28 ottobre 2017 § Lascia un commento

computer lifenel caso non abbiate la pazienza e/o la concentrazione necessaria per leggere questo articolo, piuttosto lungo ma davvero molto interessante (al di là di qualsivoglia romanzo e/o film di fantascienza/cyberpunk), la conclusione è questa:

“Ma lo status presente e reale delle macchine intelligenti è al contempo banale e più potente di qualsiasi futura apocalissi robotica. Turing è spesso definito il padre dell’intelligenza artificiale, ma si è limitato a dire che le macchine potrebbero diventare abbastanza intelligenti da stimolare un’interazione. La cosa si può a malapena definire intelligenza, sia essa artificiale o reale. Ed è anche molto più facile da ottenere. I computer hanno già convinto le persone a trasferire le proprie vite al loro interno. Le macchine non hanno avuto bisogno di rendere le persone immortali, di promettere di esaudire ogni loro capriccio, o di minacciare di distruggerle arbitrariamente. Hanno solo avuto bisogno di diventare una parte di tutto ciò che fanno gli esseri umani, facendo sì che questi ultimi non siano più in grado, o non vogliano, fare più quelle stesse cose senza i computer.

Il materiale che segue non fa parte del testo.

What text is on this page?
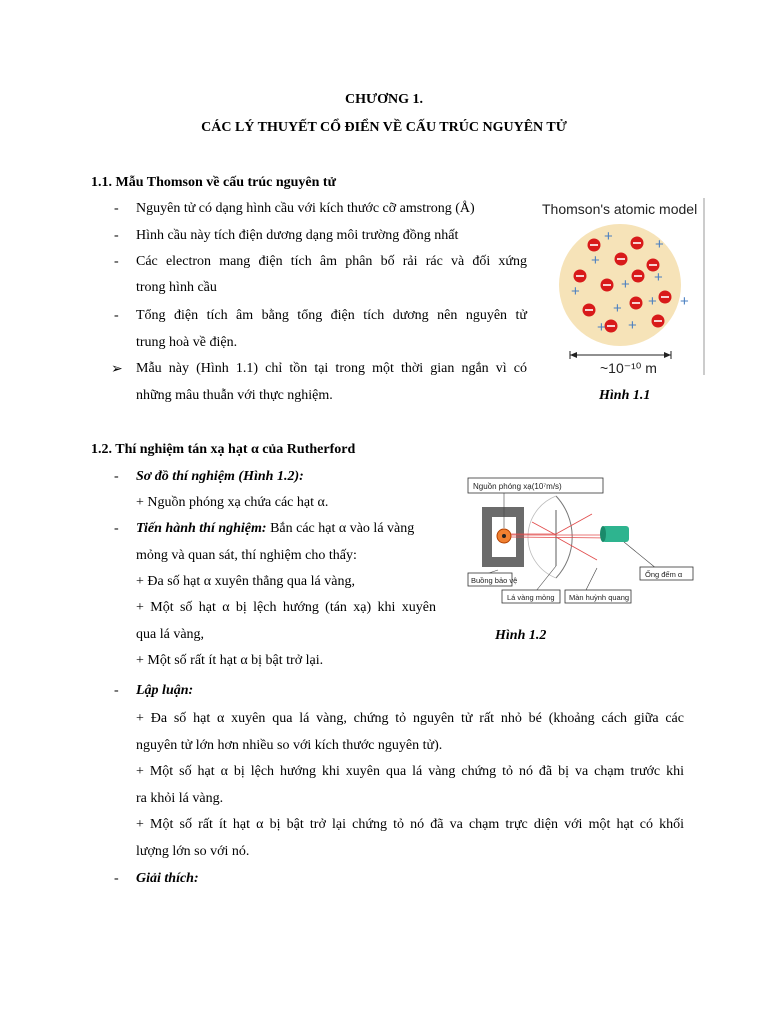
CHƯƠNG 1.
CÁC LÝ THUYẾT CỔ ĐIỂN VỀ CẤU TRÚC NGUYÊN TỬ
1.1. Mẫu Thomson về cấu trúc nguyên tử
-	Nguyên tử có dạng hình cầu với kích thước cỡ amstrong (Å)
-	Hình cầu này tích điện dương dạng môi trường đồng nhất
-	Các electron mang điện tích âm phân bố rải rác và đối xứng
trong hình cầu
-	Tổng điện tích âm bằng tổng điện tích dương nên nguyên tử
trung hoà về điện.
➢ Mẫu này (Hình 1.1) chỉ tồn tại trong một thời gian ngắn vì có
những mâu thuẫn với thực nghiệm.
Thomson's atomic model
+	+
+
+
+
+
+
+ +
+
+
~10⁻¹⁰ m
Hình 1.1
1.2. Thí nghiệm tán xạ hạt α của Rutherford
-	Sơ đồ thí nghiệm (Hình 1.2):
+ Nguồn phóng xạ chứa các hạt α.
-	Tiến hành thí nghiệm: Bắn các hạt α vào lá vàng
mỏng và quan sát, thí nghiệm cho thấy:
+ Đa số hạt α xuyên thẳng qua lá vàng,
+ Một số hạt α bị lệch hướng (tán xạ) khi xuyên
qua lá vàng,
+ Một số rất ít hạt α bị bật trở lại.
Nguồn phóng xạ(10⁷m/s)
Buồng bảo vệ
Lá vàng mỏng Màn huỳnh quang
Ống đếm α
Hình 1.2
-	Lập luận:
+ Đa số hạt α xuyên qua lá vàng, chứng tỏ nguyên tử rất nhỏ bé (khoảng cách giữa các
nguyên tử lớn hơn nhiều so với kích thước nguyên tử).
+ Một số hạt α bị lệch hướng khi xuyên qua lá vàng chứng tỏ nó đã bị va chạm trước khi
ra khỏi lá vàng.
+ Một số rất ít hạt α bị bật trở lại chứng tỏ nó đã va chạm trực diện với một hạt có khối
lượng lớn so với nó.
-	Giải thích:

Questo futuro ha qualcosa di tragico. E non è il fatto che le persone potrebbero non essere preparate a un’apocalissi robotica, o che potrebbero morire invece di caricare i loro dati. La vera minaccia che proviene dai computer non sta nel fatto che potrebbero sostituire e distruggere l’umanità con i loro poteri e la loro intelligenza. È che potrebbero rimanere banali e impotenti come sono oggi, ma essere comunque in grado di prendere il nostro posto”.

colori.

24 ottobre 2017 § Lascia un commento

colors [beck]leggo in giro che il nuovo disco di beck non vi è piaciuto molto. a me non piace molto tanta musica “innovativa” che ultimamente pare valga la pena di essere ascoltata non solo perché bellissima ma anche perché altrimenti sei solo un vecchio fuori dal giro. va bene così, non c’è problema. probabilmente questo nuovo beck è molto lontano da un certo beck che avevamo imparato ad amare (ma forse che beck non è stato sempre una continua sorpresa?), eppure mi sento di affermare senza tema di smentita che anche solo una scorreggia iper-prodotta di beck vale molto di più del disco di [inserire gruppo/artista/genere hype a caso uscito negli ultimi due anni da soldout istantaneo ma che chissà se arriverà mai al tredicesimo disco]. questo tanto per chiarire, la classe non è acqua. e comunque, mi sa che dal vivo questo disco farà allegramente muovere un bel po’ di culi. a me piace, sì. vai col groove.

“Who am I supposed to be
In the middle of the day
With no good connection?
I’m so free now”

armi.

4 ottobre 2017 § Lascia un commento

«Era un tipo normalissimo, non ho mai intravisto in lui qualche segnale inquietante. Era il classico vicino di casa che inviti volentieri la domenica a messa e poi al barbecue nel tuo giardino», ha dichiarato Chris Michel, proprietario dell’armeria Dixie Gun Work dove Stephen Paddock (responsabile della strage di Las Vegas, 59 morti e 527 feriti) si riforniva. Ecco, forse il problema più grande – quello di cui bisogna avere paura – sta proprio in questo, nel non vederci niente di anormale e inquietante in un tizio che colleziona quarantadue (42) armi da fuoco. Se è vero che una pistola poggiata su un tavolo prima o poi verrà presa e usata, è tanto difficile immaginare cosa potrà potenzialmente fare un uomo che ha la passione delle armi da guerra? Mi chiedo fino a quando gli U.S.A. sani tollereranno ancora il secondo emendamento che garantisce il diritto di possedere armi.